Nomophobie

Nomophobie

Angststörungen-Phobien

Definition

Nomophobie (Abkürzung für „No-Mobile-Phone-Phobia“) ist ein vorgeschlagener Name für die Phobie, kein Mobilfunk / Smartphone oder Mobilfunknetz zu haben. Es wird als Symptom oder Syndrom der problematischen Nutzung digitaler Medien hinsichtlich der psychischen Gesundheit angesehen, dessen Definitionen nicht standardisiert sind.

Bestimmte Persönlichkeitsmerkmale gehen mit einem erhöhten Risiko für die Entwicklung der Nomophobie einher

10.09.2019 Eine psychologische Studie hat die Persönlichkeitsmerkmale ermittelt, die den Grad der Anfälligkeit für die sogenannte „Nomophobie“ erhöhen oder verringern, definiert als die Angst, sich außerhalb der Möglichkeit eines Mobilfunkkontaktes zu befinden – eine Phobie unserer Zeit.

Die an der Fakultät für Psychologie der Universität Granada durchgeführte Studie analysierte die Persönlichkeitsmerkmale, die zur Smartphone-Abhängigkeit beitragen können.

Symptom der Smartphone-Sucht


Bild: Gerd Altmann

Francisca López Torrecillas und Kollegen wollten ein tieferes Verständnis für Nomophobie gewinnen – einer der primären Abhängigkeiten auf dem Vormarsch in der Moderne – und ob es Persönlichkeitsprofile oder -merkmale gibt, die diese Technosucht, die laut den Forschern zu Schlafproblemen, Depressionen und anderen psychischen Problemen führen können, fördern oder verhindern können.

Dazu entwickelten die Psychologen zwei Tests, einen zur Beurteilung des Ausmaßes der Nomophobie und einen weiteren, der 240 Elemente umfasst und Temperament und Charakter misst.

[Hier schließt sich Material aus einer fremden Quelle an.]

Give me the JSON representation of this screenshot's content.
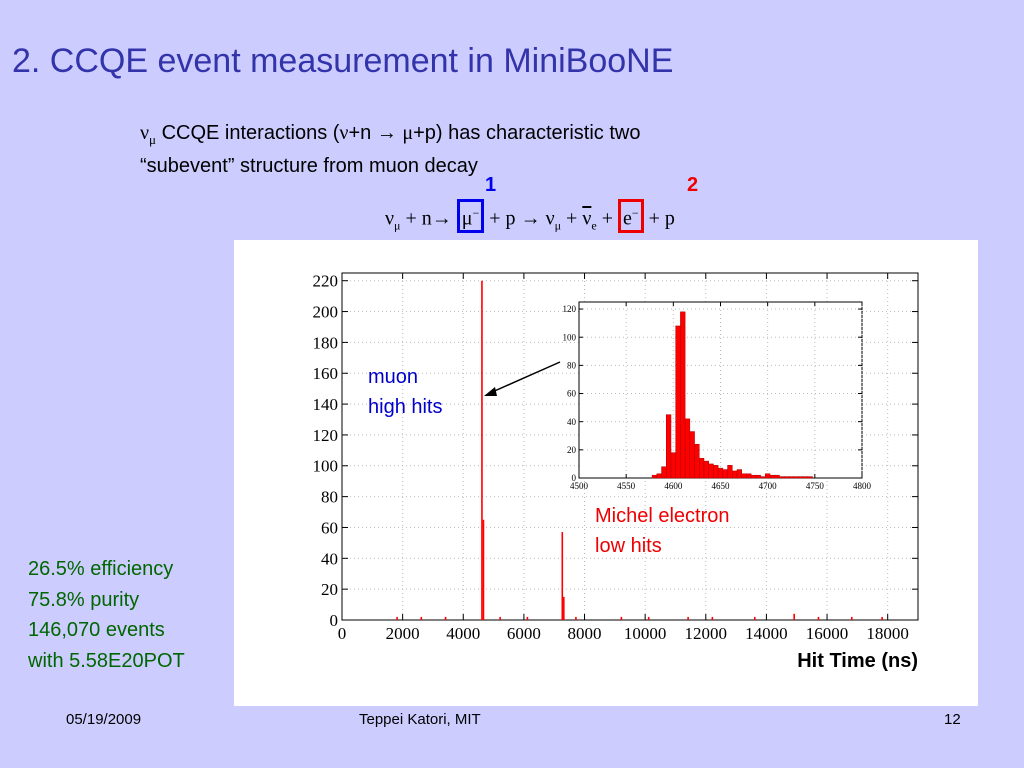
{
  "slide": {
    "title": "2. CCQE event measurement in MiniBooNE",
    "intro": {
      "nu": "ν",
      "mu": "μ",
      "line1_a": " CCQE interactions (",
      "line1_b": "+n ",
      "arrow": "→",
      "line1_c": "+p) has characteristic  two",
      "line2": "“subevent” structure from muon decay"
    },
    "equation": {
      "nu": "ν",
      "mu": "μ",
      "plus_n": " + n",
      "arrow": "→",
      "muon": "μ",
      "minus": "−",
      "plus_p": " + p ",
      "plus": " + ",
      "e_sub": "e",
      "electron": "e",
      "plus_p2": "+ p",
      "label1": "1",
      "label2": "2"
    },
    "annotations": {
      "muon_line1": "muon",
      "muon_line2": "high hits",
      "michel_line1": "Michel electron",
      "michel_line2": "low hits"
    },
    "stats": [
      "26.5% efficiency",
      "75.8% purity",
      "146,070 events",
      "with 5.58E20POT"
    ],
    "footer": {
      "date": "05/19/2009",
      "author": "Teppei Katori, MIT",
      "page": "12"
    },
    "colors": {
      "background": "#ccccff",
      "title": "#3333aa",
      "stats": "#006600",
      "histogram": "#ff0000",
      "box1": "#0000ee",
      "box2": "#ee0000"
    }
  },
  "chart_data": [
    {
      "type": "bar",
      "title": "",
      "xlabel": "Hit Time (ns)",
      "ylabel": "",
      "xlim": [
        0,
        19000
      ],
      "ylim": [
        0,
        225
      ],
      "xticks": [
        0,
        2000,
        4000,
        6000,
        8000,
        10000,
        12000,
        14000,
        16000,
        18000
      ],
      "yticks": [
        0,
        20,
        40,
        60,
        80,
        100,
        120,
        140,
        160,
        180,
        200,
        220
      ],
      "series": [
        {
          "x": [
            4600,
            4650,
            7250,
            7300
          ],
          "values": [
            220,
            65,
            57,
            15
          ]
        },
        {
          "x": [
            1800,
            2600,
            3400,
            5200,
            6100,
            7700,
            9200,
            10100,
            11400,
            12200,
            13600,
            14900,
            15700,
            16800,
            17800
          ],
          "values": [
            2,
            2,
            2,
            2,
            2,
            2,
            2,
            2,
            2,
            2,
            2,
            4,
            2,
            2,
            2
          ]
        }
      ]
    },
    {
      "type": "bar",
      "title": "",
      "xlabel": "",
      "ylabel": "",
      "xlim": [
        4500,
        4800
      ],
      "ylim": [
        0,
        125
      ],
      "xticks": [
        4500,
        4550,
        4600,
        4650,
        4700,
        4750,
        4800
      ],
      "yticks": [
        0,
        20,
        40,
        60,
        80,
        100,
        120
      ],
      "series": [
        {
          "x": [
            4580,
            4585,
            4590,
            4595,
            4600,
            4605,
            4610,
            4615,
            4620,
            4625,
            4630,
            4635,
            4640,
            4645,
            4650,
            4655,
            4660,
            4665,
            4670,
            4675,
            4680,
            4685,
            4690,
            4695,
            4700,
            4705,
            4710,
            4715,
            4720,
            4725,
            4730,
            4735,
            4740,
            4745
          ],
          "values": [
            2,
            3,
            8,
            45,
            18,
            108,
            118,
            42,
            33,
            24,
            14,
            12,
            10,
            9,
            7,
            6,
            9,
            5,
            6,
            3,
            3,
            2,
            2,
            1,
            3,
            2,
            2,
            1,
            1,
            1,
            1,
            1,
            1,
            1
          ]
        }
      ]
    }
  ]
}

Die Tests wurden an fast 1.000 andalusischen Erwachsenen durchgeführt.

Schützende Faktoren

Unter den Schlussfolgerungen der Studie: Es gibt bestimmte Faktoren, die helfen, sich vor Nomophobie zu schützen, einschließlich Persönlichkeitseigenschaften wie die Bereitschaft zur Zusammenarbeit mit anderen und eine Form der Spiritualität, die mit den persönlichen Wachstumsprozessen einhergeht – charakterisiert durch Menschen, die sozial tolerant, empathisch, hilfreich und mitfühlend sind, sagt die Psychologin.

Fördernde Faktoren

Im Gegensatz dazu präsentieren von Nomophobie betroffene Menschen Persönlichkeitsmerkmale, die mit einem belohnungsorientierten Verhalten, mit Eigeninteresse oder mit einer Persönlichkeit einhergeht, die eine positive Verstärkung von anderen braucht.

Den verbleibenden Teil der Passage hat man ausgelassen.